Dr. Wilson Lessa, médico psiquiatra com amplo conhecimento sobre cannabis, também manifestou sua opinião. O profissional de saúde explica que o eventual uso recreativo da Ritalina (metilfenidato), por exemplo, é um desvio de finalidade do uso médico. Todavia, esse desvio não justifica a proibição da prescrição e comercialização do produto, ferramenta imprescindível no tratamento de pacientes com TDAH. Mas, é um sinal de que isso pode ocorrer e que medidas de controle de receituário e psicoeducação podem diminuir essa prática. 

“A forma vaporizada para uso terapêutico apresenta vantagens em algumas situações, como o rápido início de ação e por evitar  efeito de primeira passagem no fígado, onde muitos compostos são metabolizados”, explica o médico, afirmando que a via de administração já é utilizada em Israel, Holanda, Suíça, Alemanha, Itália, Canadá e EUA, em pacientes com dores oncológicas, enxaqueca, Parkinson, Transtorno do Estresse Pós-Traumático (TEPT), dentre outras condições mórbidas.

É preciso avançar no debate

Já Alexandre Biasi, CEO da Medical Hemp Brasil, empresa especializada no acolhimento de pacientes que fazem uso da terapia canabinoide, diz que a Anvisa tem uma equipe preparada e rigorosa, que estudou regulamentações em todo o mundo, garantindo análises técnicas e procedência dos produtos antes de aprová-los para comercialização, via importação legal.  

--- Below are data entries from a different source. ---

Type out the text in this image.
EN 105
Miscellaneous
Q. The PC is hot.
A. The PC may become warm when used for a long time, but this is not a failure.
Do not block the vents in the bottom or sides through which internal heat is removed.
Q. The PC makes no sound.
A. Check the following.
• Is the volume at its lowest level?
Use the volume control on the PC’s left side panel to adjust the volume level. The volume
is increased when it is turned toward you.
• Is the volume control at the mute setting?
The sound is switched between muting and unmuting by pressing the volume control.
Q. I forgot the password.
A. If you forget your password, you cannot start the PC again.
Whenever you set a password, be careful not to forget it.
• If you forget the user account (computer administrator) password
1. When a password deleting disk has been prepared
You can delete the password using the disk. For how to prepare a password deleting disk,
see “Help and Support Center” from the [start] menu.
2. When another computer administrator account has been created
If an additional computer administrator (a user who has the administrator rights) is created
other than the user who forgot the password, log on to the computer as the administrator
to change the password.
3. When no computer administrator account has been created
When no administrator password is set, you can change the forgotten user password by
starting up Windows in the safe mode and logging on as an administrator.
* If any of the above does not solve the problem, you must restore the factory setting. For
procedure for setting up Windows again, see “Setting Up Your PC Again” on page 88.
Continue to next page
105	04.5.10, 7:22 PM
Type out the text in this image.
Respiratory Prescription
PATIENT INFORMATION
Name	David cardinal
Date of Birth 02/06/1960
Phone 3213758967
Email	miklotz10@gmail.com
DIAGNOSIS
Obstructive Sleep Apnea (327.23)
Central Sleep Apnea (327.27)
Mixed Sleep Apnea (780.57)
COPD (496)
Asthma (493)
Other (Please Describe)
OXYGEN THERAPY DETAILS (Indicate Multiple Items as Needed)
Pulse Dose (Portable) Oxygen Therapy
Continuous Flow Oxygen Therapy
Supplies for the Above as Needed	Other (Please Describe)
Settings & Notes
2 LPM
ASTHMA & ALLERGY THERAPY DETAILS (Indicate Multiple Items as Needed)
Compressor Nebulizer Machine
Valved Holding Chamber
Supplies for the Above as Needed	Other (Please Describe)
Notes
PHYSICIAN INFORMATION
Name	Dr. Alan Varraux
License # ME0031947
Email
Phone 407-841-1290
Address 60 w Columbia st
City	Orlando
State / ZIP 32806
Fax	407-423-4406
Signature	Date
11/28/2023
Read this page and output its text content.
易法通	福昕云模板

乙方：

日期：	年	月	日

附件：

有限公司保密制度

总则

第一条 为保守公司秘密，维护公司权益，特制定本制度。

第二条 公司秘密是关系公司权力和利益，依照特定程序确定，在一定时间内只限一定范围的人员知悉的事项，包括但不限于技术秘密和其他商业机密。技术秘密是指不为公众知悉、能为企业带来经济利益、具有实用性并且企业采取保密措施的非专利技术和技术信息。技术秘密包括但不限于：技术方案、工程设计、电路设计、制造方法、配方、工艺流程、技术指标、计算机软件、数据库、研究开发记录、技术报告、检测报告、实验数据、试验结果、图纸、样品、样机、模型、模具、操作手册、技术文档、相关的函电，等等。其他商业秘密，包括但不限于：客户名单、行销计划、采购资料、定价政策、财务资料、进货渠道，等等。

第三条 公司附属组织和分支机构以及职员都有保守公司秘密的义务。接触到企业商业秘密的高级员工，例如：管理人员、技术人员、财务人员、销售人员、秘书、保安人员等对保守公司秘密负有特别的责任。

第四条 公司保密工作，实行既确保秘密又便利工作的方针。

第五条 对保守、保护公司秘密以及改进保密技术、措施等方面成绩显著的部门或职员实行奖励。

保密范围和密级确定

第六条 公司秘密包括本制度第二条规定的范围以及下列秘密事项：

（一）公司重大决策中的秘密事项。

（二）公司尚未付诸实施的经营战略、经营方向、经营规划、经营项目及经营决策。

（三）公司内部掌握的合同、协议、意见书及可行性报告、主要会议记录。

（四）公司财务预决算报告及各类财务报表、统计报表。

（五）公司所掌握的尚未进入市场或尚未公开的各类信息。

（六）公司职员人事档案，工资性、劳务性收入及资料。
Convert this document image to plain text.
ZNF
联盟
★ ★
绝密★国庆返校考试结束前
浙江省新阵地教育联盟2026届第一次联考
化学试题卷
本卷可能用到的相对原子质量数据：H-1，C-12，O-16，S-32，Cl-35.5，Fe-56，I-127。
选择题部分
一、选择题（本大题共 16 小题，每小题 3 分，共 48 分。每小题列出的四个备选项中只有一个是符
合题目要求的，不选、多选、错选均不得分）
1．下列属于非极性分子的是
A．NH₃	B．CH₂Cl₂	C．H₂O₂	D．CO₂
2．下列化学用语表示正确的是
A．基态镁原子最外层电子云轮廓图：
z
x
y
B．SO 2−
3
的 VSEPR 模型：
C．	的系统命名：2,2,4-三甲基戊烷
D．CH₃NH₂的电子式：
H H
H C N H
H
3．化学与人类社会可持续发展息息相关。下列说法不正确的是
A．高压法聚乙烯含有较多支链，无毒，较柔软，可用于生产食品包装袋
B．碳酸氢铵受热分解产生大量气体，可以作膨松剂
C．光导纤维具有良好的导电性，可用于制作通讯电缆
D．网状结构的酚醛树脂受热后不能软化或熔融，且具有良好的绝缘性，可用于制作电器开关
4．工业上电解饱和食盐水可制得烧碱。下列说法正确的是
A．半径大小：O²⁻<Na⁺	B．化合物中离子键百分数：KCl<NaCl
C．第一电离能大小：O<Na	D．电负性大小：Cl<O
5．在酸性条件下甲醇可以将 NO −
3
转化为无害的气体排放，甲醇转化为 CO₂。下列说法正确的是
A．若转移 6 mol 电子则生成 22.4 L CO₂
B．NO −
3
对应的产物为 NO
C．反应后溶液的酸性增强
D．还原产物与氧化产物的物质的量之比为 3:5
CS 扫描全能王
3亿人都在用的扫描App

“Existe um paralelo muito difícil de explicar, pois pela RDC/327 a importação de flores de cannabis in natura não era possível. Contudo, com a introdução da RDC/660 abriu-se uma porta para esta apresentação do produto in natura, o que novamente é vedada pela nota técnica emitida pela agência”, diz Biasi que reforça: “Sigo a regulamentação desde seus primórdios e acompanho o trabalho que a Anvisa faz. Assim, entendo que eles sabem o que estão fazendo”. 

Sobre a justificativa de que muitas pessoas estariam usando a desculpa do uso medicinal para adquirir flores para uso adulto, o empresário declara que a tentativa de orientar os pacientes sobre o acesso é diária, mas que não é possível controlar a prática do falso testemunho.

“Não temos como fazer esse filtro. É uma questão muito complicada, pois na medicina existe também a redução de danos, onde o indivíduo não vai parar de consumir e muitas vezes não sabe nem de onde veio o produto. Enfim, é um leque de discussões a serem traçadas ainda. Mas existem as regras e temos que fazer o correto, estamos com a chance de escrever a história, então temos que aplicar as normas, sem esquecer que a discussão existe para evoluirmos”, completa

O que diz a Anvisa?

Em nota ao portal Sechat, a agência informou que a decisão levou em conta diversos aspectos, incluindo o potencial uso medicinal da cannabis, a segurança dos pacientes e a necessidade de controlar o tráfico ilegal da substância. 

“Com essa proibição, busca-se evitar riscos à saúde pública e garantir que os produtos derivados da cannabis sejam submetidos a rigorosos padrões de qualidade”, consta na nota. 

A Anvisa reforçou , ainda, que após 60 dias, não serão mais aceitos pedidos de importação de flores de cannabis in natura e, caso sejam apresentados novos pedidos, serão negados.

O debate sobre a legalização da cannabis ainda é um assunto em pauta, com opiniões divergentes entre os especialistas e a sociedade em geral. Enquanto alguns defendem a liberação total da planta para uso medicinal e adulto, outros argumentam que é necessário avançar com cautela e basear as decisões em evidências científicas sólidas.

Diante desse cenário, a Anvisa salienta que continuará monitorando de perto os avanços científicos e as políticas internacionais relacionadas à cannabis, com o objetivo de encontrar soluções que atendam às necessidades da população brasileira. 

Enquanto isso, é importante que todos os envolvidos no tema mantenham-se informados e abertos ao diálogo, para que sejam tomadas decisões responsáveis e bem fundamentadas no futuro.